1928年、この邸宅の主である張作霖は日本の関東軍によって乗車していた列車ごと爆破され、張氏帥府にて息を引き取ります。後に張作霖爆殺事件(中国では皇姑屯事件)として知られています。歴史を震わす事件の舞台にもなった建物です。
2019年10月に張氏帥府を訪れた時には、喋って動く張学良のロボット?像?がありました。話す言語はもちろん中国語ですが、「敷地内でタバコを吸うな」など見学の注意事項を喋っていました。現地の友人が言うにはこの像が「瀋陽一のイケメン」とのことでした(笑)
張氏帥府は、中街エリアから歩いて行ける距離にあります。中街のショッピングや食事、瀋陽故宮の観光とセットで楽しめます!
ご当地グルメ
瀋陽には東北料理を始めとしたご当地グルメがあります。私が現地の留学生活で気に入った、おいしい名物グルメを3つ紹介します。
羊肉串
瀋陽人は羊肉の串焼きをよく食べます。1本2~3元なので、色んな部位を5本単位くらいで注文します。店員が焼き立てを大皿にどんどん山盛りにしていきます。羊肉は臭みも少なく、おいしいです。クミンなどのスパイス・ハーブが効いた味付けは、羊のジューシーな脂とよく合い、日本では食べられない独特の味わいです。

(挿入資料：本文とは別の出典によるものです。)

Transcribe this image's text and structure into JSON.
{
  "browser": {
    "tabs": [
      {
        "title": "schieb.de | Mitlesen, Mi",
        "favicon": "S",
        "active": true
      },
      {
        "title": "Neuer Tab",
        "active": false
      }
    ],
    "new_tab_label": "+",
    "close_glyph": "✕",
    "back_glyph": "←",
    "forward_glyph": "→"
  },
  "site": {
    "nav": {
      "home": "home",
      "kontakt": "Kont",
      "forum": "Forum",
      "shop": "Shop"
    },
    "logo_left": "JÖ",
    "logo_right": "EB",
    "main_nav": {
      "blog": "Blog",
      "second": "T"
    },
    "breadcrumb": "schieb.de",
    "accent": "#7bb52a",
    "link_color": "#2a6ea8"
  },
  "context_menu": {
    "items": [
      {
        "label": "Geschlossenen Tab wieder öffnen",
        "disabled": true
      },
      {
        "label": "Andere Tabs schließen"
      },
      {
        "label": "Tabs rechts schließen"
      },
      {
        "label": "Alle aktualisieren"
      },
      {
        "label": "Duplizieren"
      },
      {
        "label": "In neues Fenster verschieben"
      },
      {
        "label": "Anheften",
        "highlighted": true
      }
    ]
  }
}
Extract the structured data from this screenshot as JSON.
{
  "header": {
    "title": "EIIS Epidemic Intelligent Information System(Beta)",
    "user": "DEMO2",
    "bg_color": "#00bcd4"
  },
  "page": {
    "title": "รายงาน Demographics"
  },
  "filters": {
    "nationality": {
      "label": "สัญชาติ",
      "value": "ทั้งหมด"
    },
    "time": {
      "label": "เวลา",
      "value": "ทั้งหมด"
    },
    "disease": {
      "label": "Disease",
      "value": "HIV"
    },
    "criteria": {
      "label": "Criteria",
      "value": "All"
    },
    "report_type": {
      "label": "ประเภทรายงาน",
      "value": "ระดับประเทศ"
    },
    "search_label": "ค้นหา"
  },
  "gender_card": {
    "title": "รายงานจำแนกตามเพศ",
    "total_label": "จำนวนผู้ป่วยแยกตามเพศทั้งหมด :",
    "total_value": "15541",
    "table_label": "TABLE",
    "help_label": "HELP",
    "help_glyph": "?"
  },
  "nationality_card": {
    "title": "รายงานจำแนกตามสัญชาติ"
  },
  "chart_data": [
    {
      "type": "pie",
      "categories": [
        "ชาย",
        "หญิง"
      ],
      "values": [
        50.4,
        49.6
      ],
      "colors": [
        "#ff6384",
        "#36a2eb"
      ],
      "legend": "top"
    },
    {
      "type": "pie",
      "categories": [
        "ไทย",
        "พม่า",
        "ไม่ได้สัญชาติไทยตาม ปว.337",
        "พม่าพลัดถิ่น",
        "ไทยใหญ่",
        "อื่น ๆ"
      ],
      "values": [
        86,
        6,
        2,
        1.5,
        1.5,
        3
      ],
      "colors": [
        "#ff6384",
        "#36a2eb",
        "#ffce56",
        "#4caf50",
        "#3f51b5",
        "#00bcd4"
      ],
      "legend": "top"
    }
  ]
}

私が瀋陽で食べた中で一番お気に入りのグルメです!これを食べるために瀋陽に行きたいくらいです!!
鶏架
鶏のモモ肉、胸肉などの身から、肉を切り分けたり出汁をとったりして残された骨がちの部分を調理した料理です。唐辛子などを使った辛いものや、シンプルな塩味など、様々な味付けがあります。大部分は骨なので、可食部は少ないです。そのため値段は安く、酒のつまみにしたり、付け合わせのおかずにしたりします。ポリ手袋をはめて手づかみでかぶりつきます。

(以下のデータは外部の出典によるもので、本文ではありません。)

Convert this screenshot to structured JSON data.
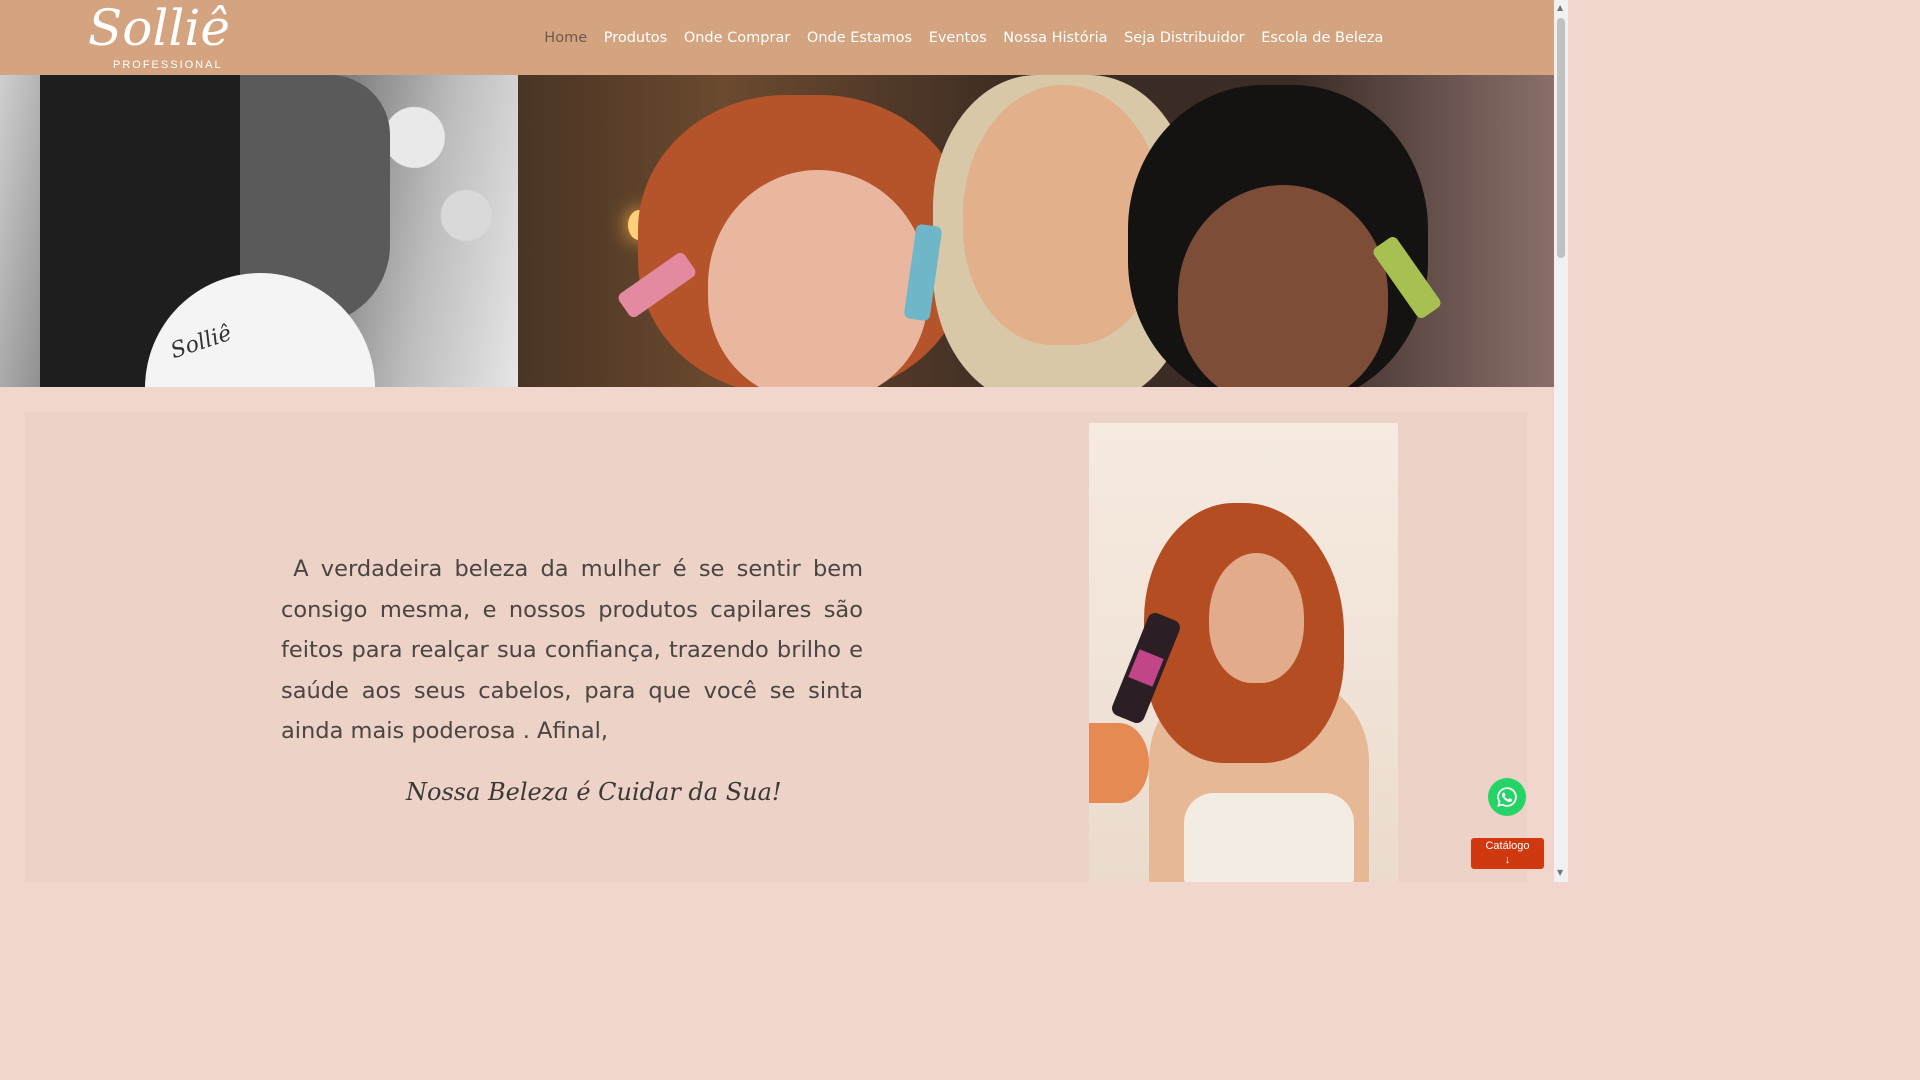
{
  "brand": {
    "name": "Solliê",
    "subtitle": "PROFESSIONAL",
    "background_color": "#d4a37f"
  },
  "nav": {
    "items": [
      {
        "label": "Home",
        "active": true
      },
      {
        "label": "Produtos",
        "active": false
      },
      {
        "label": "Onde Comprar",
        "active": false
      },
      {
        "label": "Onde Estamos",
        "active": false
      },
      {
        "label": "Eventos",
        "active": false
      },
      {
        "label": "Nossa História",
        "active": false
      },
      {
        "label": "Seja Distribuidor",
        "active": false
      },
      {
        "label": "Escola de Beleza",
        "active": false
      }
    ]
  },
  "hero": {
    "dryer_logo": "Solliê"
  },
  "content": {
    "quote": " A verdadeira beleza da mulher é se sentir bem consigo mesma, e nossos produtos capilares são feitos para realçar sua confiança, trazendo brilho e saúde aos seus cabelos, para que você se sinta ainda mais poderosa . Afinal,",
    "tagline": "Nossa Beleza é  Cuidar da Sua!",
    "background_color": "#ecd2c7"
  },
  "floating": {
    "whatsapp_icon": "whatsapp-icon",
    "catalog_label": "Catálogo",
    "catalog_arrow": "↓",
    "catalog_color": "#d0380f"
  },
  "scrollbar": {
    "up_arrow": "▲",
    "down_arrow": "▼"
  }
}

瀋陽には「老四季抻面馆」という有名店があり、老四季ラーメンと鶏架が名物です。1988年開業ですが、店舗の入れ替えが激しい中国では、老舗中の老舗です。ここの鶏架は、おそらくスープで煮込んだだけのシンプルな味わいで、中国料理にはめずらしいさっぱりとした味わいです。肉は柔らかくほろほろと身が取れるので、手づかみで食べます。老四季ラーメンは、キレのあるさっぱりとしたスープと、のど越しのよい麺が良く絡み、おいしいです。料理自体は日本人好みの味つけですが、パクチーをかけるところが中国っぽいです。パクチーが苦手な人は、注文時に抜くことも可能です。ラーメンも鶏架も、テーブルに備え付けてある辣油などで味変できるので、飽きずにぺろりと平らげられます!

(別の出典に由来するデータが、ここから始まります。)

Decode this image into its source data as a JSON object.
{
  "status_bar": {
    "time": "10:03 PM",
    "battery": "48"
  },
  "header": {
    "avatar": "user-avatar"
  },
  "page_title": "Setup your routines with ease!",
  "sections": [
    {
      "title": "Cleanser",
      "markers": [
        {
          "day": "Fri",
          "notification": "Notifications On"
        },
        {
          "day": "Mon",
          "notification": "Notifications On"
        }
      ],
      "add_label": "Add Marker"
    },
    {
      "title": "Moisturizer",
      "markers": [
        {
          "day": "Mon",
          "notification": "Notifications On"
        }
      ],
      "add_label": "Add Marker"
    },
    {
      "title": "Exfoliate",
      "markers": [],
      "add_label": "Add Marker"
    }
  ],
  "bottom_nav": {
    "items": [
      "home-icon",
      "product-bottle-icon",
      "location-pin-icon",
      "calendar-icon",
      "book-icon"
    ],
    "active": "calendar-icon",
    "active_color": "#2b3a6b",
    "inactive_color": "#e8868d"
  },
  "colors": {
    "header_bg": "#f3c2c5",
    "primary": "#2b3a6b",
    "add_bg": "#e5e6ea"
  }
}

「老四季抻面馆」は瀋陽に何箇所かありますが、張氏帥府のすぐ近くに1店舗あるので、アクセスしやすいです。
雪花ビール
雪花は瀋陽の地ビールです。「雪花」と名がつくビールでも色々な種類があり、瀋陽人はアルコール度数が高い「老雪花ビール」をやたら人に飲ませたがります。店で飲んでも1瓶5元もしないで、瀋陽の飲み会では水のように何本、何十本も飲み干します。日本のビールに比べるとさっぱりした味わいで、本当に水みたいす。
日本のビールはキンキンに冷やして飲みますが、雪花を含めた中国のビールは少しぬるめ、もしくは常温で出されることが多いです。私も留学当初は戸惑いましたが、慣れてくると中国のビールはぬるいぐらいが一番おいしいと感じるようになったので、不思議です。
雪花ビールは羊の串焼きや鶏架ともよく合います。雪花を飲まずして、瀋陽に行ったとは言えません!!
終わりに
以上が瀋陽の簡単な紹介です。物価の低さ、生活のしやすさ、人懐こく親切な瀋陽人の人柄など、記事には書ききれない魅力もたくさんあります。
是非、ご自分の足で魅力的な瀋陽を訪問してみてください!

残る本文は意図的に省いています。